第18話 欺きと策謀と(4)

「これは……」


 転がるランベールたちの死体を見ながらゴルダール騎士団の兵士たちがつぶやいた。魔法の鑑定士の判定では聖女の力で全て心臓を一突きで殺されているという

 聖女セシリアはランベールに切られたという傷口を鑑定士に鑑定させてから治療を受けたはずだ。

 この世界の魔力を持つ者は常に身体から魔力を放っており、カップをもっただけでも、その魔力の痕跡が残る。

 そしてその魔力は一人一人細かい数値が違う。

 それゆえ魔力鑑定は犯罪を調べるうえでも重要な位置を占めていた。

 傷口にも剣で切った相手の魔力痕が残るため、あれだけ魔力を込めた剣で切られたのならば聖女セシリアを誰が切ったのかはすぐ判明するだろう。
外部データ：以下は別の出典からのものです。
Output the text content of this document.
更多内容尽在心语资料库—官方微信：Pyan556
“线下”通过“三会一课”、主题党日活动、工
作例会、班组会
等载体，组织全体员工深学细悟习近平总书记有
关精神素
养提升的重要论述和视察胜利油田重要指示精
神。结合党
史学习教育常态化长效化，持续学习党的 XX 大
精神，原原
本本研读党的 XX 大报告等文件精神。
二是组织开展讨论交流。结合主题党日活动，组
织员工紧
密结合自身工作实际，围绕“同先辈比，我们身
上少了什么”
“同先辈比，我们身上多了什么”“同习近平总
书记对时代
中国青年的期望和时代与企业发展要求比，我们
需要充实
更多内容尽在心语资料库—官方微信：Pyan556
 聖女セシリアの話では、突然馬車が襲われ、神官とともに魔物からの逃げたあと、神官が助けを呼びにいっている間に木の上に隠れていたらランベールたちに襲われたと言っていた。

 騎士団に助けを求めにきた神官とも証言は一致しているのでまちがいないだろう。

 ディートヘルトの言う通り、神殿は聖女セシリアを殺しにかかったが、思いのほか聖女セシリアが強く、失敗したというところだろう。
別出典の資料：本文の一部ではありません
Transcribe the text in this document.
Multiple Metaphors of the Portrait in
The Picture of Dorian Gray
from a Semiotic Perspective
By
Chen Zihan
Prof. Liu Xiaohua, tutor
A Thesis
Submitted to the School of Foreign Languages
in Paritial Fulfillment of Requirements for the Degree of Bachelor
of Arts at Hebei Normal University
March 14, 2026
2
「聖女様、申し訳ありません! 我々の到着が遅かったばかりに」


「いえ、助けにきていただいて感謝しております」


 そう言って笑うセシリアだが、騎士団達の行動の一挙一動に目を配らせているところを見ると、ゴルダール騎士団も信用はしていないのだろう。

 信用されないというのはさみしくもあるが、警戒心が強かったからこそ、彼女の命が無事だった。
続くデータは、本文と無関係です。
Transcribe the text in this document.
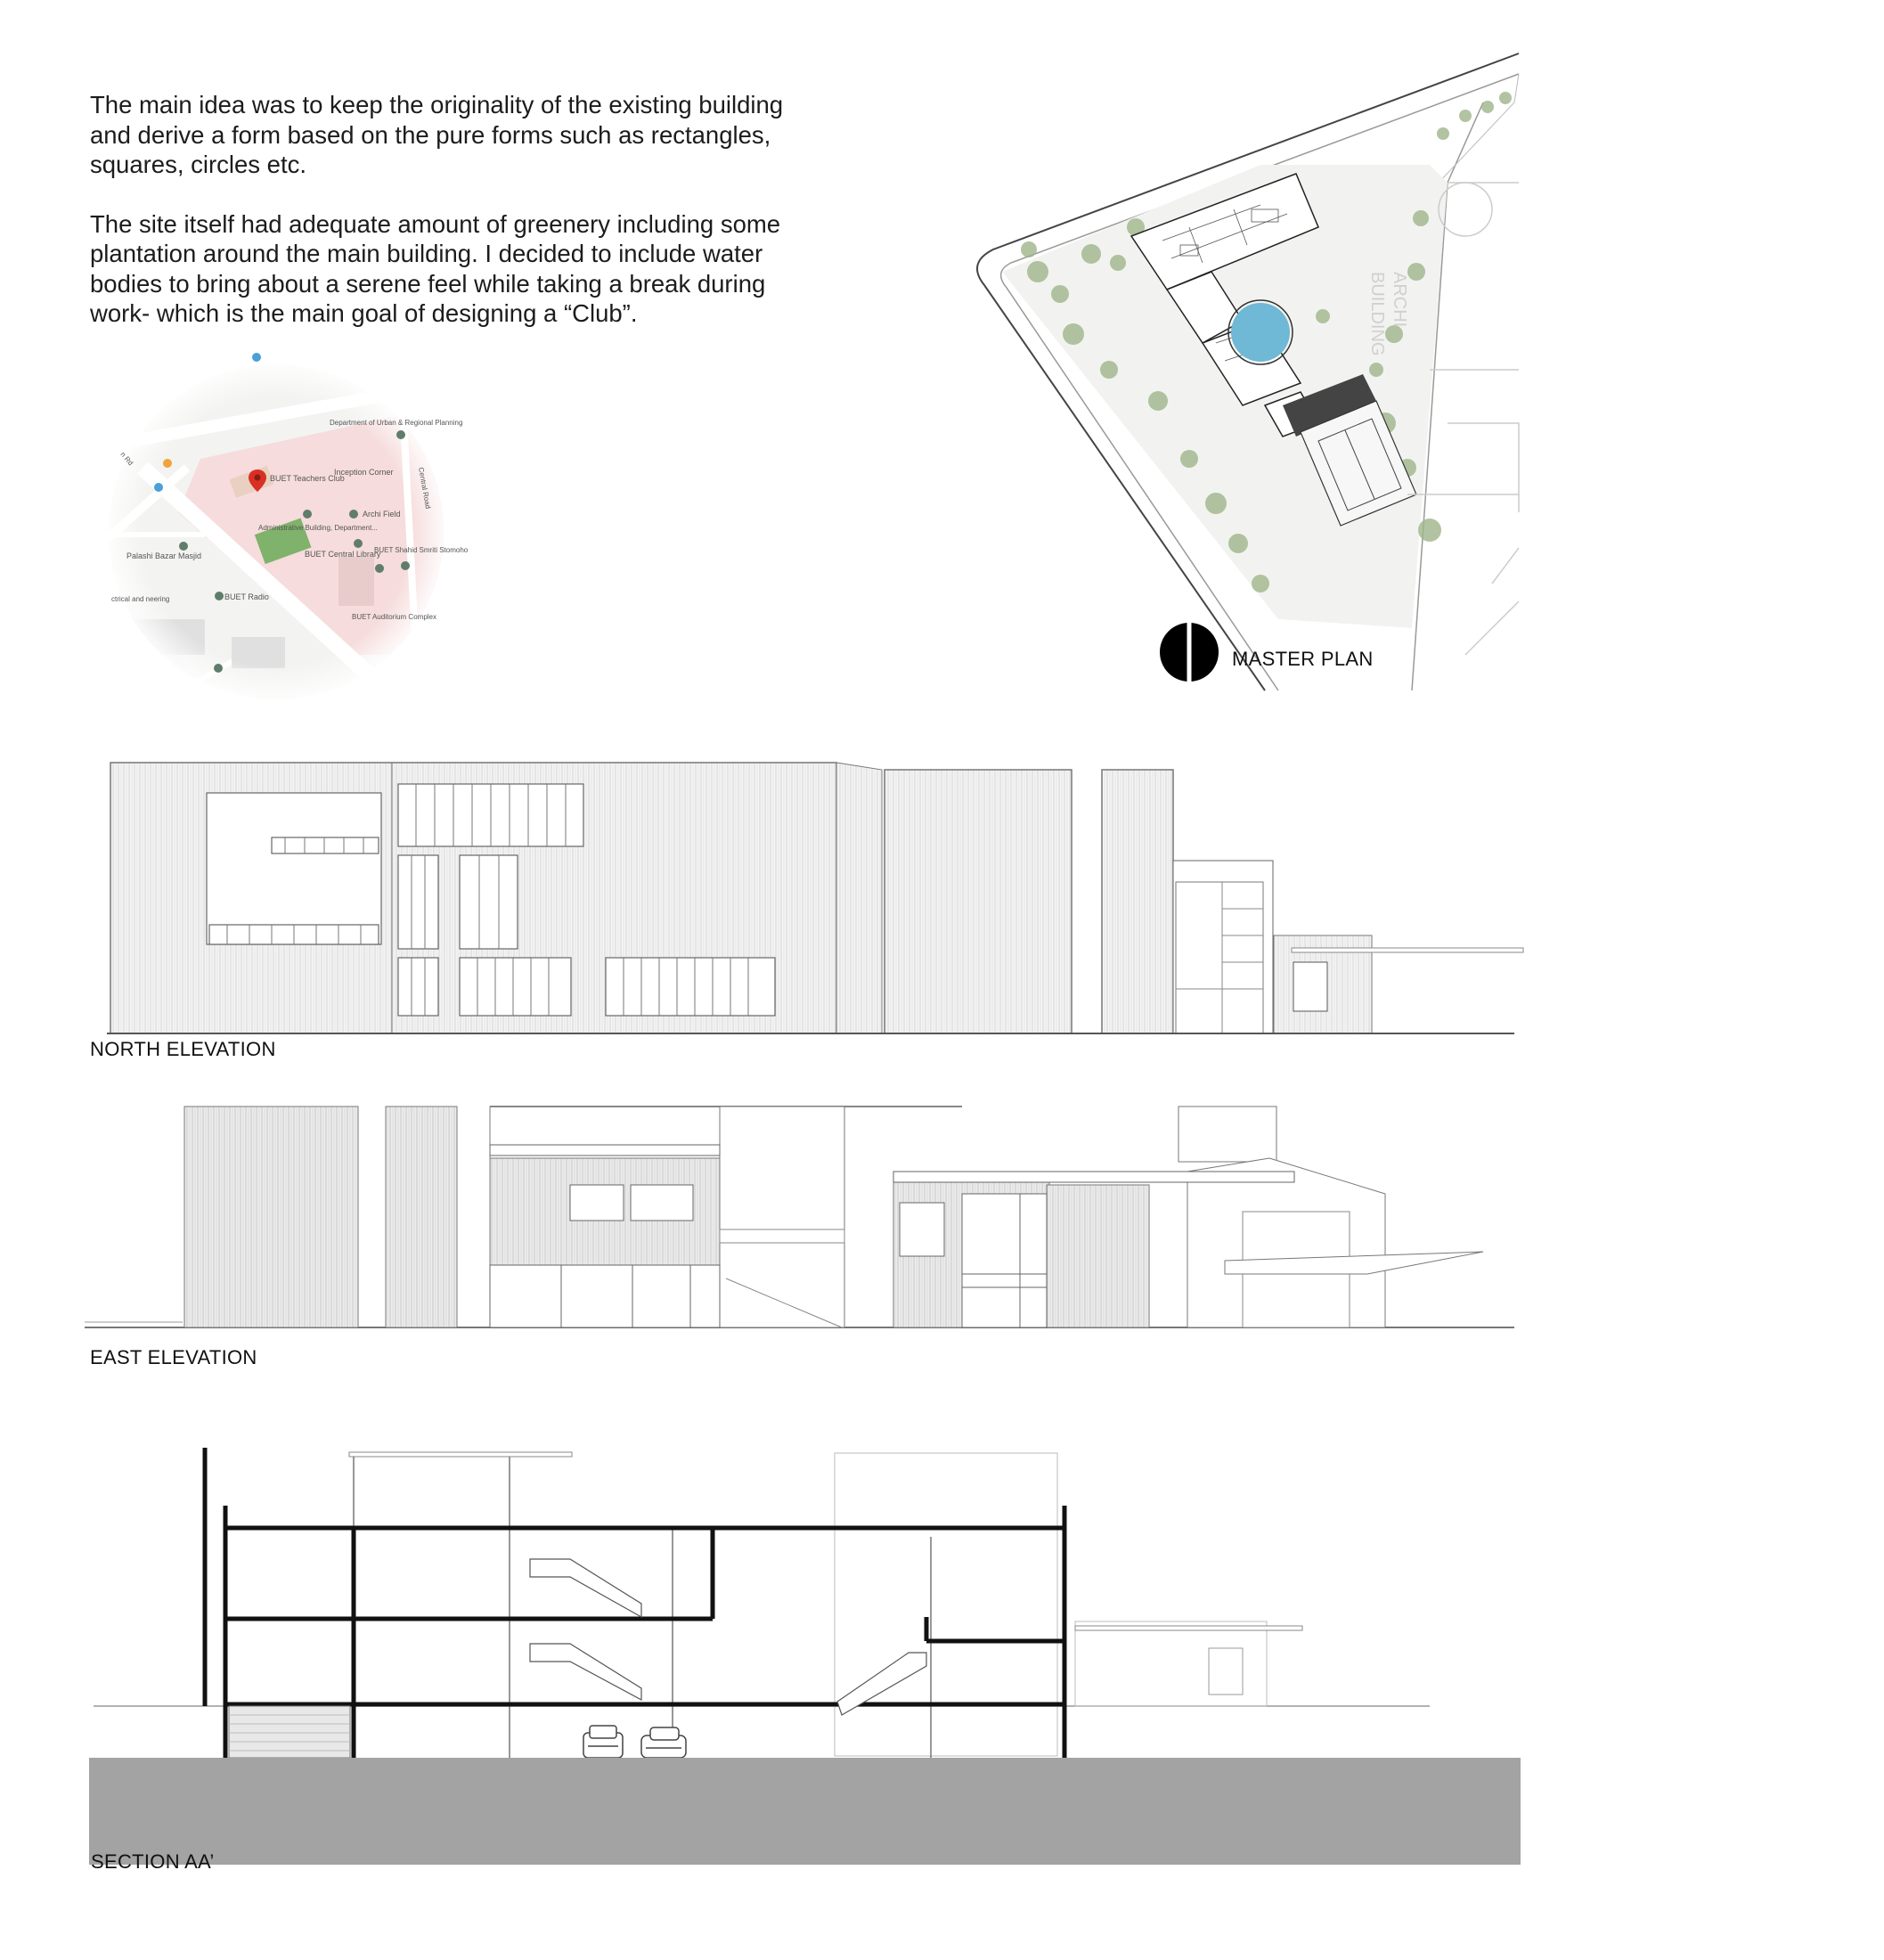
The main idea was to keep the originality of the existing building and derive a form based on the pure forms such as rectangles, squares, circles etc.

The site itself had adequate amount of greenery including some plantation around the main building. I decided to include water bodies to bring about a serene feel while taking a break during work- which is the main goal of designing a “Club”.

BUET Teachers Club
Inception Corner
Archi Field
Administrative Building, Department...
BUET Central Library
BUET Shahid Smriti Stomoho
Palashi Bazar Masjid
BUET Radio
BUET Auditorium Complex
Department of Urban & Regional Planning
Central Road
ctrical and neering
n Rd
ARCHI
BUILDING
MASTER PLAN
NORTH ELEVATION
EAST ELEVATION
SECTION AA’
 もし普通の令嬢であったなら、最初の魔物の襲撃で殺され、騎士団の主であるティードヘルトが聖女を守れなかったその責を問われ窮地に陥っていたのは間違いない。

 彼女の警戒心に感謝すべきだろう。


(……それにしても)


 死体を見下ろし、その死体の状態に驚愕する。

 心臓を迷うことなく貫いている思い切りのよさと、動いている対象物を狂うことなく狙った場所を貫ける魔法の精度。これだけの事をできるのは優秀な魔法使いでもそうそういないだろう。

 それだけ魔力のコントロールは難しいのだ。


(訓練された騎士複数人相手に正確に魔法をコントロールしすべて倒した。

 確かに聖女修業は厳しいと聞くがここまでできる聖女はそうそういないだろう。

 ……これだけの実力なら、我らと前線で戦えるのでは?)


 騎士団長はくるりと振り返り、傷の手当てを受けているセシリアに視線を向ける。